Sessions tab in the UI:
After a sweep saves, the Sessions tab shows:
- Session name and creation date
- Parameter names and ranges used
- Best result summary
- One-click "Apply" to set parameters on the sub-worker
Best parameters flow:
Sweep completes → Session saved → Click row in Sessions tab
→ Parameters set on sub-worker → Save workflow → Ready for production
8. Output Control
storeFullOutput
When true, every iteration's complete sub-worker output is stored in the session (not just the collected result field). This can make sessions large. Default: false.
keepFields
When storeFullOutput is false, you can selectively keep specific fields:
"keepFields": ["result.sharpe_ratio", "result.total_return", "result.max_drawdown"]
Only these fields are stored per iteration — everything else is discarded.
displayFields
Controls which columns appear in the results table during and after the sweep:
"displayFields": ["sharpe_ratio", "total_return", "max_drawdown"]
When empty, ALL detected scalar fields are shown. Use this to keep the table focused on what matters.
9. Production Mode
| Value | Manual Run Test | Scheduled/Webhook |
|---|---|---|
disabled | Full sweep | Skip (exit immediately) |
use_best | Full sweep | Load best from session |
always_run | Full sweep | Full sweep |
bestValueField — When use_best loads the best parameters, it can also surface the best value (e.g., the Sharpe ratio of the winning iteration) into vars:
"bestValueField": "sharpe_ratio"
This writes vars._bestValue = 1.87 so downstream workers (Telegram notifications, webhooks) can report it.

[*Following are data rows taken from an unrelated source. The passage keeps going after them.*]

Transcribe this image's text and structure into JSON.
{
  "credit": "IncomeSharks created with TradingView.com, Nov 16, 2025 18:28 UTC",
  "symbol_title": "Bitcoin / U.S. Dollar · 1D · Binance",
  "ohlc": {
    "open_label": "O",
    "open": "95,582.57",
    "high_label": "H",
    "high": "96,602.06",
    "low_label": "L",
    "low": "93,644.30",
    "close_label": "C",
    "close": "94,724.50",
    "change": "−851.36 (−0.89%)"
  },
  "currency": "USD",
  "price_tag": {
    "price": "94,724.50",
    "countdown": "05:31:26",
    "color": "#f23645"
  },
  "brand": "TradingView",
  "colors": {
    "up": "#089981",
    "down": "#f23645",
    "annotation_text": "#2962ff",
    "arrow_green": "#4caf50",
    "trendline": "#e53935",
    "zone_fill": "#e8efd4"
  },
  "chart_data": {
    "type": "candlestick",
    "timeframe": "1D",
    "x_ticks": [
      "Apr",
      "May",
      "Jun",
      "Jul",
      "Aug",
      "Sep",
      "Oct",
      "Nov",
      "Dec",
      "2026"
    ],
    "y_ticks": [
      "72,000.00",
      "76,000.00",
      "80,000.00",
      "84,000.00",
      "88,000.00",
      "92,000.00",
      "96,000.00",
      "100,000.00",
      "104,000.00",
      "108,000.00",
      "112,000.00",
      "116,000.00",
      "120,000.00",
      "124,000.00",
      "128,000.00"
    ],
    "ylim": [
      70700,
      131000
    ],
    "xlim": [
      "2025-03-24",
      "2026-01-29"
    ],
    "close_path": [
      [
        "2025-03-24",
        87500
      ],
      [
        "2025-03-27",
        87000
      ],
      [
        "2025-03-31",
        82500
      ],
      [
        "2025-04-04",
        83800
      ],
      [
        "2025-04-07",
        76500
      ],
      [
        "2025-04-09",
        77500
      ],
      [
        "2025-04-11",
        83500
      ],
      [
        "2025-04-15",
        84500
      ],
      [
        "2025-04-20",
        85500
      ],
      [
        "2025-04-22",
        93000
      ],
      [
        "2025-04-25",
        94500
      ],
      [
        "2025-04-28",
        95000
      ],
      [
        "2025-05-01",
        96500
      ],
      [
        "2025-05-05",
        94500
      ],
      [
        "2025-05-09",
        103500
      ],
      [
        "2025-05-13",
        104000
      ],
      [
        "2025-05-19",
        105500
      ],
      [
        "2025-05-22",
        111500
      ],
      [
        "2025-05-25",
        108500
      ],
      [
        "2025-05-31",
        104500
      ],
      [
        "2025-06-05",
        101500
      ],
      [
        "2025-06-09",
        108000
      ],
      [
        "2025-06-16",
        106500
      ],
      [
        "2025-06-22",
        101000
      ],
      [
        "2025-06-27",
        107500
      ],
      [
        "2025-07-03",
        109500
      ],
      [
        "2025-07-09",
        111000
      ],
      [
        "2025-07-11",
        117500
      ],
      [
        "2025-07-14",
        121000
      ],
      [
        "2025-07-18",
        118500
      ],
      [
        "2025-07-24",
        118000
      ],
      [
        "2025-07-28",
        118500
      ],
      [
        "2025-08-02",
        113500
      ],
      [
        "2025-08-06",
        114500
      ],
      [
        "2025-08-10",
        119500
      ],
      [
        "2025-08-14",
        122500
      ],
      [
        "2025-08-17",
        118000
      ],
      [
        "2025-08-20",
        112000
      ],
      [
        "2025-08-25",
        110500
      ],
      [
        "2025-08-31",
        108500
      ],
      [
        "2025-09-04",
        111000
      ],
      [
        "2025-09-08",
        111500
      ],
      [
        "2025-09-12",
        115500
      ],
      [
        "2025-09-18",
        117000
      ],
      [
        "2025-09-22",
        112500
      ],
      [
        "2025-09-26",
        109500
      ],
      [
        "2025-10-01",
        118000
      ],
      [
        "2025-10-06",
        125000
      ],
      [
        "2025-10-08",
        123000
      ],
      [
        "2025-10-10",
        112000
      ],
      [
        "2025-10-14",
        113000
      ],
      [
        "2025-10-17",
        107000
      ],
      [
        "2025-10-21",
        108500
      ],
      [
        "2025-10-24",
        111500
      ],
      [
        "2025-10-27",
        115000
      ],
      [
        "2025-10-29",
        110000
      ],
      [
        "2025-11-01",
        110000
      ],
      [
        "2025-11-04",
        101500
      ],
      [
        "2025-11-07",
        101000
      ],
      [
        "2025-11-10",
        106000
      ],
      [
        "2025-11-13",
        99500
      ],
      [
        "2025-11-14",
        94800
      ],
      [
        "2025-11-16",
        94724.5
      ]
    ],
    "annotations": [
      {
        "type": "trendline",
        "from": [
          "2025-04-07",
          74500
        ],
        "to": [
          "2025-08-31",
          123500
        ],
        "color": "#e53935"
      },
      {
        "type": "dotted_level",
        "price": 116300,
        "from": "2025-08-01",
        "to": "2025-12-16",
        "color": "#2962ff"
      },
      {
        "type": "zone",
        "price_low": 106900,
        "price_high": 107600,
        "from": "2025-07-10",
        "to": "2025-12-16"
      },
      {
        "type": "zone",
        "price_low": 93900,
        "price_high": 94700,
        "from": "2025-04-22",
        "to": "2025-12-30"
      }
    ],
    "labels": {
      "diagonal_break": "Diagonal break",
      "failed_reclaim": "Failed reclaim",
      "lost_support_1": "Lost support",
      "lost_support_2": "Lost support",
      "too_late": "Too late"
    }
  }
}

pinnedBestParameters — Manual override that takes priority over the saved session:
"pinnedBestParameters": {
"stop_loss": 2.5,
"take_profit": 4.0
}
Use this when you already know the values and don't want to rely on session loading.
Configuration Cheat Sheet
| Goal | Key Settings |
|---|---|
| Quick exploration | concurrency: 4, maxIterations: 50, continueOnError: true |
| Deep optimization | concurrency: 1, maxIterations: 0, continueOnError: false, storeFullOutput: true |
| Production deployment | prodMode: use_best, sessionLabel: "...", displayFields: ["sharpe", "return"] |
| Dashboard monitoring | prodMode: always_run, concurrency: 2, maxIterations: 20 |
| Debugging failures | continueOnError: false, concurrency: 1 |
The Output Object
When the sweep completes, the Parameter Loop returns a structured output:
{
"action": "exit",
"totalIterations": 25,
"successfulIterations": 23,
"failedIterations": 2,
"iterations": [
{
"iteration": 1,
"parameters": {"stop_loss": 1.0, "take_profit": 2.0},
"result": {"sharpe_ratio": 0.42, "total_return": 8.3, "max_drawdown": -12.1},
"durationMs": 137
}
],
"bestIteration": 7,
"bestParameters": {"stop_loss": 2.5, "take_profit": 4.0},
"bestValue": 1.87,
"rankingField": "sharpe_ratio",
"rankingMode": "max",
"sessionSaved": true
}
Fields in the output:
iterations— Complete array of all iteration results (each contains the merged parameters + result + duration)bestIteration— The iteration number (1-based) that ranked highestbestParameters— The parameter combination that produced the best resultbestValue— The ranking field value for the best iterationsessionSaved— Whether the session was successfully saved to MongoDB
Summary
The Parameter Loop's configuration surface is intentionally deep — simple enough for a 2-minute setup, powerful enough for complex production workflows. Start with the defaults, then gradually tune each setting as your optimization needs grow.